Last week's New Yorker piece on Russia by David Remnick, an old Russia hand before he took over the magazine, drove home a real cultural difference between Russians and Americans. For supporters of Vladimir Putin, the state is a focus of national pride in a way it most certainly isn't for many Americans. A repentant liberal tells Remnick: "Back then [as the Soviet Union collapsed in 1991] we believed we could build a democracy without a state....But society began to change, and I am a reflection of that change." A Russian right-winger, hence a strong Putin supporter, tells how he hated Boris Yeltsin, the successor to the USSR, for "hollowing out the state." The same man assumes that the West has always sought "the destruction of the [Russian] state." He sees Putin's Russia as the country's "fifth empire" and the latest resurgence of a state ordained by "some sort of mysterious forces."
While in the U.S. anti-statists identify statism with liberalism, Russian statists see the state as the antithesis of liberalism, or a bulwark against it -- liberalism here being understood as western decadence and immorality. This is something bigger than Putin or "Putinism," as Julia Ioffe notes when writing in The New Republic that wishing Putin away would only result in someone similar, if not worse from a western or liberal standpoint, taking over. To Ioffe, Putin "is giving Russia something that is quintessentially Russian:" reverence for a powerful state based on the feeling that "there's not much separating you, or anyone, from the void." She traces Russian statism to a perpetual "fear of the future" due to a perpetually dysfunctional economy. Each "empire," she suggests, fell due to bankruptcy; Putin's may go the same way, but we still shouldn't expect a liberal dawn in Russia if that happens, if by liberalism we mean liberation from a craving for, if not a dependence upon, a powerful, always potentially oppressive state.

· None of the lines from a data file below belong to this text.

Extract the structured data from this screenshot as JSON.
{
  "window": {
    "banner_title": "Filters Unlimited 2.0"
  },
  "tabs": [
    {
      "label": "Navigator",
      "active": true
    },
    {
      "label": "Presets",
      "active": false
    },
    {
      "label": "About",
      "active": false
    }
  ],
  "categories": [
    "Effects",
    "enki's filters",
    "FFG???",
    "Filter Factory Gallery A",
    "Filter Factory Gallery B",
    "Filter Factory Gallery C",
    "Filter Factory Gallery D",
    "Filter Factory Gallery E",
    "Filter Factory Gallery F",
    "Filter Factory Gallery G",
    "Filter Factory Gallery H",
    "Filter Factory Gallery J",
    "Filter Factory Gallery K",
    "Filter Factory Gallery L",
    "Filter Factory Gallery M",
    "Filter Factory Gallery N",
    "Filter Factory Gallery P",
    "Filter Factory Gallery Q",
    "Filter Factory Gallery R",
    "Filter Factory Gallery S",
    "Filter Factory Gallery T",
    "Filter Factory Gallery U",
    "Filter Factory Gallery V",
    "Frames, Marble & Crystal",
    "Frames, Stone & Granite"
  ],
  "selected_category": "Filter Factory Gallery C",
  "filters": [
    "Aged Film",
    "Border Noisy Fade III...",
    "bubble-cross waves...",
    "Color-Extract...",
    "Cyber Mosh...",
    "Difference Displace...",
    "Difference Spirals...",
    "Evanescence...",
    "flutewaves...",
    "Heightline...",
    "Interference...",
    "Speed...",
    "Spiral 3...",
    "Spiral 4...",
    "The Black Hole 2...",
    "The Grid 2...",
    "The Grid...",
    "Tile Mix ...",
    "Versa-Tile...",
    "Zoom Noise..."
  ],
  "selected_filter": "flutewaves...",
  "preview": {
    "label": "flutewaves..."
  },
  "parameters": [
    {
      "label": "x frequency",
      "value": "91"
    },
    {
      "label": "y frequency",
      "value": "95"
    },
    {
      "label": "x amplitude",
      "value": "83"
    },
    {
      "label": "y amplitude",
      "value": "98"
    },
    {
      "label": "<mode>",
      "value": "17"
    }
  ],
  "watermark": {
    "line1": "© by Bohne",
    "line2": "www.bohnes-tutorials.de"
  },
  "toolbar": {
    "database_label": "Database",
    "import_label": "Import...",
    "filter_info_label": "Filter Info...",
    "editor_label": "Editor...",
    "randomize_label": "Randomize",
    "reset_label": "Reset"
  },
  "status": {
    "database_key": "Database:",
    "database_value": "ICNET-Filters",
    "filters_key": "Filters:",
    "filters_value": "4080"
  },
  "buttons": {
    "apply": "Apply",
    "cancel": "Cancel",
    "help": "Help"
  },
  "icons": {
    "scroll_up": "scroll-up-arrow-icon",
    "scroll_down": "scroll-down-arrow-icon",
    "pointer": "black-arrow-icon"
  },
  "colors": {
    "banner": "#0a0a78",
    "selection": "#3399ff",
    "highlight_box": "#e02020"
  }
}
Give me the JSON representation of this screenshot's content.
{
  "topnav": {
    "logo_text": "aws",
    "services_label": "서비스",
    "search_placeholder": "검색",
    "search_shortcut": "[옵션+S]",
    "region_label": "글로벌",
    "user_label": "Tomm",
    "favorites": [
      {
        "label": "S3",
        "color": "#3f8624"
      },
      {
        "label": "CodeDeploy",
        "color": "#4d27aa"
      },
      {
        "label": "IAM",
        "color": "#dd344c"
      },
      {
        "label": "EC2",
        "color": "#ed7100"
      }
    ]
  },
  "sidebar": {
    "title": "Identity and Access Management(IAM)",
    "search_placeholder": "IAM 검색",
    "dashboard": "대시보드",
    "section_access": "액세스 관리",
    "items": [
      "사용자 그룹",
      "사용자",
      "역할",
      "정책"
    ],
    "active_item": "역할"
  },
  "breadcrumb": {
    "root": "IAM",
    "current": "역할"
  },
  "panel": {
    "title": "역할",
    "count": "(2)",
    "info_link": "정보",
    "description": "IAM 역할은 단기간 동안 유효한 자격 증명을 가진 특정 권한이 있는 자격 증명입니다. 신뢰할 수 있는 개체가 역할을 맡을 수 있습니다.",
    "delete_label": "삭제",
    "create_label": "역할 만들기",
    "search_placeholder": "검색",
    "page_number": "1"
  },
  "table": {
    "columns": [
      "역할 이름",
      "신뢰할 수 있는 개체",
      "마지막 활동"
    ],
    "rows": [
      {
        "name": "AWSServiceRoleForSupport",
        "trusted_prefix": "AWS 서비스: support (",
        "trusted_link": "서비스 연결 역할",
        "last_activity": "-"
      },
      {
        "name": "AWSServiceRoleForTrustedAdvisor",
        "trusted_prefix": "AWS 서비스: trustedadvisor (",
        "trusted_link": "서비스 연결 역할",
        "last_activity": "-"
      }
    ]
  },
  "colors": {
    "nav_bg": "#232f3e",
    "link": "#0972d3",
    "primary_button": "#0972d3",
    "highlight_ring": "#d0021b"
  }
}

Americans no doubt will be tempted to find a character flaw in Russian culture to account for all this, as if Russians deviate from an American norm in their attitude toward the state. It's probably more true that Russians and Americans occupy opposite extremes in their attitudes. Americans seem to see statism as a negative measure of self-reliance or "personal responsibility;" if you want a powerful state, it's because you're weak or afraid or simply lazy. It's said that the American Founders regarded the state as a necessary evil; it's probably safe to say Russians don't think that way. It's more likely that, despite several generations of allegedly atheistic Communism, Russians retain a traditional belief in the state as part of a hierarchy of life or a great chain of being -- a natural if not sacred phenomenon. At this point of comparison the U.S. does appear exceptional in its founding by colonies of settlers cutting ties from the previous source of authority, disregarding any indigenous sources, and making up rules to minimize any state's impact on free men's commerce. The American presumption seems to be that we are not inherently subject to some power on earth, while some such subordination seems implicit in the sort of conservative statism, dedicated to preserving and advancing a traditional culture, seen in Russia and other places. The state is the vessel or vehicle of culture; to belong to the culture, it may be thought, is to belong to the state.
Whatever that culture is, it's not the same as the "civil society" liberals idealize -- it's not so voluntary and obviously not as scrupulously separate from the state. Liberals presume that this degree of statism, compounded by traditionalism, handicaps cultures, keeping them intellectually and economically backward, even though the conclusion doesn't necessarily follow. Putin himself thinks differently. Remnick quotes him: "[T]he point of conservatism is not that it prevents movement forward and upward but that it prevents movement backward and downward, into chaotic darkness." In practice, however, conservatism too often confuses forward and upward movement with downward or backward movement, since it presumes that progress depends upon and serves tradition. American conservatism seems more straightforward these days: it opposes any movement that may discomfit vested interests, and its whole design of government is to protect vested (or founding) interests from interference or subordination. From a perspective favoring the welfare of humanity as a whole, there may be little to choose from between statist and anti-statist conservatism, except that the former, by retaining a right to command (which the latter abhors) may be better suited for collective survival in extreme circumstances. I'd rather take my chances with a self-styled American progressive, Theodore Roosevelt, who credited Abraham Lincoln with the idea that "a strong people might have a strong government and yet remain the freest on the earth." Both American conservatives, who favor a weak state, and Russians, who allegedly favor a weak people, are missing key pieces of the equation. They shouldn't be that hard to find and put together.